A parametric study of the drying process of polypropylene particles in a pilot-scale fluidized bed dryer using Computational Fluid Dynamics

Abstract

Fluidized Bed Dryer (FBD) is one of the efficient methods for drying moist particulate products. At the same time, the design and optimization of a full industrial scale FDB requires extensive studies. Using a pilot-scale dryer can be deemed as an efficient tool to obtain essential information on the drying phenomenon. Although these kinds of experimental analyses can provide valuable insight, there are still some operational limitations, including high-pressure or high-temperature conditions, which make the use of a computational procedure highly desirable. In this study, Computational Fluid Dynamics (CFD) approach has been employed to investigate a dryer. The results of numerical simulations were verified using the experimental data obtained from a pilot-scale dryer. The present investigation aims to study the effects of different operating conditions.

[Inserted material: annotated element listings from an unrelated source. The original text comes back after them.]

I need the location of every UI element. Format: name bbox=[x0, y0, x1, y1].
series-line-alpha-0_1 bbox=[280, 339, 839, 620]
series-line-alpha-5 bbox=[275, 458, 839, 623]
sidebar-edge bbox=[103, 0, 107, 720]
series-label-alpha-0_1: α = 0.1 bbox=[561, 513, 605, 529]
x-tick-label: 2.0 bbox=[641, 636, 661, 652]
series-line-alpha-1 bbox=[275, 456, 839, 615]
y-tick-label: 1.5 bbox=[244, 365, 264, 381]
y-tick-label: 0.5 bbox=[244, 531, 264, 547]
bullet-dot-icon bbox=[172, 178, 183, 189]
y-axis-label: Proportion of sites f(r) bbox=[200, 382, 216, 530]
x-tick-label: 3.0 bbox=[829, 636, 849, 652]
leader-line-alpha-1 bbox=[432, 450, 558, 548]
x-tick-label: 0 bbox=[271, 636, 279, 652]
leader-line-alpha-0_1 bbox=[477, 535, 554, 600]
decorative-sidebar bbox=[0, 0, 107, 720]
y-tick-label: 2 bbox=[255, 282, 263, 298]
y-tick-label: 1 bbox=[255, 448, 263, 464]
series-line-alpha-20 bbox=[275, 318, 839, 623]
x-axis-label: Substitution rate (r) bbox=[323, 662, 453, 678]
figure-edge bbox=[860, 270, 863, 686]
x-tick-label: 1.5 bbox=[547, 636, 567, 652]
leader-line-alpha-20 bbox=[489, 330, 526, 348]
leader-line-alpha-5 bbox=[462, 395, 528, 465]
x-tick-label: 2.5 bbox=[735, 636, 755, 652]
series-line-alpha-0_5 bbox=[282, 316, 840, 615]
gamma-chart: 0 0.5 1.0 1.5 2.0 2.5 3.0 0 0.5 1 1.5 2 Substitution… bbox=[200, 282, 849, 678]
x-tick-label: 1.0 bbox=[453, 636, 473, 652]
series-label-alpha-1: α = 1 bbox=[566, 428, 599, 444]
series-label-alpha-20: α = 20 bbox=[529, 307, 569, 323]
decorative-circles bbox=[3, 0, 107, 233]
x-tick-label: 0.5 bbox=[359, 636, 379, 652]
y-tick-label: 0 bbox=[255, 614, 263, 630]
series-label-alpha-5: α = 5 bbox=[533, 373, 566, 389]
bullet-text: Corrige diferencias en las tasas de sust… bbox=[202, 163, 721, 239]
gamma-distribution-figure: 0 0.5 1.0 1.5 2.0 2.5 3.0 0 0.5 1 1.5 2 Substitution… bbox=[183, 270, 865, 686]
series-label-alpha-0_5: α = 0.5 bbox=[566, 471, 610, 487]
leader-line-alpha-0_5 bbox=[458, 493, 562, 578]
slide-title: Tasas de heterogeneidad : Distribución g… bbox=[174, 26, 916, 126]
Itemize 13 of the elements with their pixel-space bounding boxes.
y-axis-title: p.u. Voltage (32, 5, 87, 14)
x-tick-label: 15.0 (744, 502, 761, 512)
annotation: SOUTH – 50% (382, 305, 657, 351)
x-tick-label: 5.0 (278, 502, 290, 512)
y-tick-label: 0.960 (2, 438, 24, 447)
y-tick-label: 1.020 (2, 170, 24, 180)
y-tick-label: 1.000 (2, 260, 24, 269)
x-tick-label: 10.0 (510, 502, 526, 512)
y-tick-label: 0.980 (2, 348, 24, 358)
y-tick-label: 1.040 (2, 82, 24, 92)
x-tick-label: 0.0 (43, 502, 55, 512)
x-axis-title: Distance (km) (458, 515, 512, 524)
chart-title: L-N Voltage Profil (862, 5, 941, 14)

It was observed that the impacts of gas inlet temperature were negligible, as the dryer was equipped with a thermal jacket, while the gas injection velocity had significant effects on the dryer’s performance. Moreover, the efficiencies of the conical and horizontal gas distributors were compared and it was concluded that the conical configuration results in better performance. The numerical and experimental investigation from this study can facilitate the design and scale-up of an industrial dryer plant.